I believe in the deepest part of my being, that human touch is necessary and essential for the soul. And that hugging is a gateway to connecting. I’m not one for hugging every person I meet on the street, but if offered, I’ll most likely take it (unless there are creepy vibes involved, but that’s a discussion for another day).
Even when someone is initially hesitant, historically I’ve said “I give good hugs, I promise”. One friend in particular, who said they weren’t a “hugger” I told “how about once a year?” Because, you know…I’m all “soul-connection, good vibes, human touch, spread the positivity” girl and I want people to know there is enough love and goodness for us all to experience it abundantly.
Sounds kinda nice and “Heathery”, right? Sounds like the physical manifestation of the best intentions.
Here’s the thing…I was SO. WRONG.
You see, it wasn’t until I attended trainings on trauma informed care that I realized that while I saw what I was doing as nothing but good for other people, I may have been putting them in the position of being INCREDIBLY uncomfortable at best or re-traumatizing them at worst. I have had the privilege of not experiencing physical abuse that can cause that kind of trauma. I have the privilege of not having any kind of neurodevelopmental, physical or social disorders that make me want to crawl out of my own skin when touched. And I have the privilege of being capable of communicating clearly how I feel, without being judged for how well I may or may not do it.

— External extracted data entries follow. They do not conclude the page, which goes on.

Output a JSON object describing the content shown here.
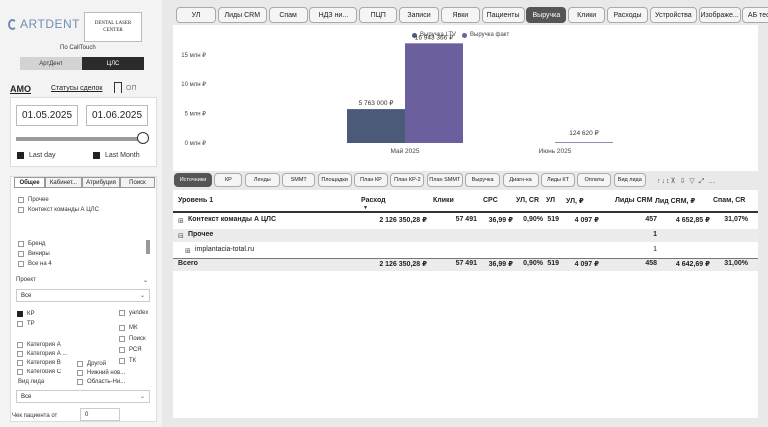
{
  "brand": {
    "logo_text": "ARTDENT",
    "clinic_line1": "DENTAL LASER",
    "clinic_line2": "CENTER",
    "subtitle": "По CallTouch"
  },
  "segment": {
    "options": [
      "АртДент",
      "ЦЛС"
    ],
    "selected": "ЦЛС"
  },
  "links": {
    "amo": "АМО",
    "status": "Статусы сделок",
    "op": "ОП"
  },
  "dates": {
    "from": "01.05.2025",
    "to": "01.06.2025"
  },
  "period_checks": {
    "last_day": "Last day",
    "last_month": "Last Month"
  },
  "filter_tabs": [
    "Общее",
    "Кабинет...",
    "Атрибуция",
    "Поиск"
  ],
  "filters": {
    "top_items": [
      "Прочее",
      "Контекст команды А ЦЛС"
    ],
    "mid_items": [
      "Бренд",
      "Виниры",
      "Все на 4"
    ],
    "project_label": "Проект",
    "project_value": "Все",
    "col1": [
      "КР",
      "ТР"
    ],
    "col2": [
      "yandex",
      "МК",
      "Поиск",
      "РСЯ",
      "ТК"
    ],
    "categories": [
      "Категория А",
      "Категория А ...",
      "Категория В",
      "Категория С"
    ],
    "others": [
      "Другой",
      "Нижний нов...",
      "Область-Ни..."
    ],
    "lead_label": "Вид лида",
    "lead_value": "Все",
    "check_label": "Чек пациента от",
    "check_value": "0"
  },
  "top_tabs": [
    "УЛ",
    "Лиды CRM",
    "Спам",
    "НДЗ ни...",
    "ПЦП",
    "Записи",
    "Явки",
    "Пациенты",
    "Выручка",
    "Клики",
    "Расходы",
    "Устройства",
    "Изображе...",
    "АБ тесты"
  ],
  "active_top_tab": "Выручка",
  "chart_data": {
    "type": "bar",
    "categories": [
      "Май 2025",
      "Июнь 2025"
    ],
    "series": [
      {
        "name": "Выручка LTV",
        "values": [
          5763000,
          0
        ],
        "labels": [
          "5 763 000 ₽",
          ""
        ]
      },
      {
        "name": "Выручка факт",
        "values": [
          16943366,
          124620
        ],
        "labels": [
          "16 943 366 ₽",
          "124 620 ₽"
        ]
      }
    ],
    "ylim": [
      0,
      17000000
    ],
    "yticks": [
      0,
      5000000,
      10000000,
      15000000
    ],
    "ytick_labels": [
      "0 млн ₽",
      "5 млн ₽",
      "10 млн ₽",
      "15 млн ₽"
    ],
    "colors": {
      "Выручка LTV": "#4a5a78",
      "Выручка факт": "#6c5f9d"
    },
    "legend": "top-center",
    "grid": false
  },
  "sub_tabs": [
    "Источники",
    "КР",
    "Ленды",
    "SMMT",
    "Площадки",
    "План КР",
    "План КР-2",
    "План SMMT",
    "Выручка",
    "Диагн-ка",
    "Лиды КТ",
    "Оплаты",
    "Вид лида"
  ],
  "active_sub_tab": "Источники",
  "table": {
    "headers": [
      "Уровень 1",
      "Расход",
      "Клики",
      "CPC",
      "УЛ, CR",
      "УЛ",
      "УЛ, ₽",
      "Лиды CRM",
      "Лид CRM, ₽",
      "Спам, CR"
    ],
    "rows": [
      {
        "name": "Контекст команды А ЦЛС",
        "bold": true,
        "expand": "+",
        "values": [
          "2 126 350,28 ₽",
          "57 491",
          "36,99 ₽",
          "0,90%",
          "519",
          "4 097 ₽",
          "457",
          "4 652,85 ₽",
          "31,07%"
        ]
      },
      {
        "name": "Прочее",
        "bold": true,
        "expand": "−",
        "values": [
          "",
          "",
          "",
          "",
          "",
          "",
          "1",
          "",
          ""
        ]
      },
      {
        "name": "implantacia-total.ru",
        "bold": false,
        "expand": "+",
        "values": [
          "",
          "",
          "",
          "",
          "",
          "",
          "1",
          "",
          ""
        ]
      },
      {
        "name": "Всего",
        "bold": true,
        "expand": "",
        "values": [
          "2 126 350,28 ₽",
          "57 491",
          "36,99 ₽",
          "0,90%",
          "519",
          "4 097 ₽",
          "458",
          "4 642,69 ₽",
          "31,00%"
        ]
      }
    ]
  }
}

All of a sudden I realized that I’ve been inviting myself into people’s personal spaces in the name of goodness for years! Possibly causing more damage than anything else. Horrible damage? Maybe not. But damage none the less, and I felt guilty. Terrible even. Then it came to me:
“Holy crap! People must think I’m such an ASSHOLE! OMG! What if I AM an asshole and just don’t know it?!? Even worse, what if I’ve taught my KIDS to do these asshole things?!?!"
And then I had a choice to make:
I could pretend I didn’t learn anything at those trainings, or that that information didn’t pertain to me, because, I mean…they were ONLY hugs. And it’s me…Heather! (Hurricane Heather to some!) And I LOVE people! I’ll just keep hugging away and anyone REALLY who doesn’t like it will let me know.
Or, I could acknowledge my privilege, make some changes in how I interact with folks and accept that I actually, am not, an asshole. I’m just someone who didn’t know something and now I do.
I went with the second one.
My privilege did not make me an asshole. My privilege allowed me to not have to think about the consequences of my interactions on people who didn’t share my life experience. Being aware of this privilege and continuing to take the chance that I was making someone else uncomfortable or adding to whatever hurt they’ve experienced, just so I would not have to change the way I do or say things, would have made me an asshole.
It will make you an asshole too if you let it.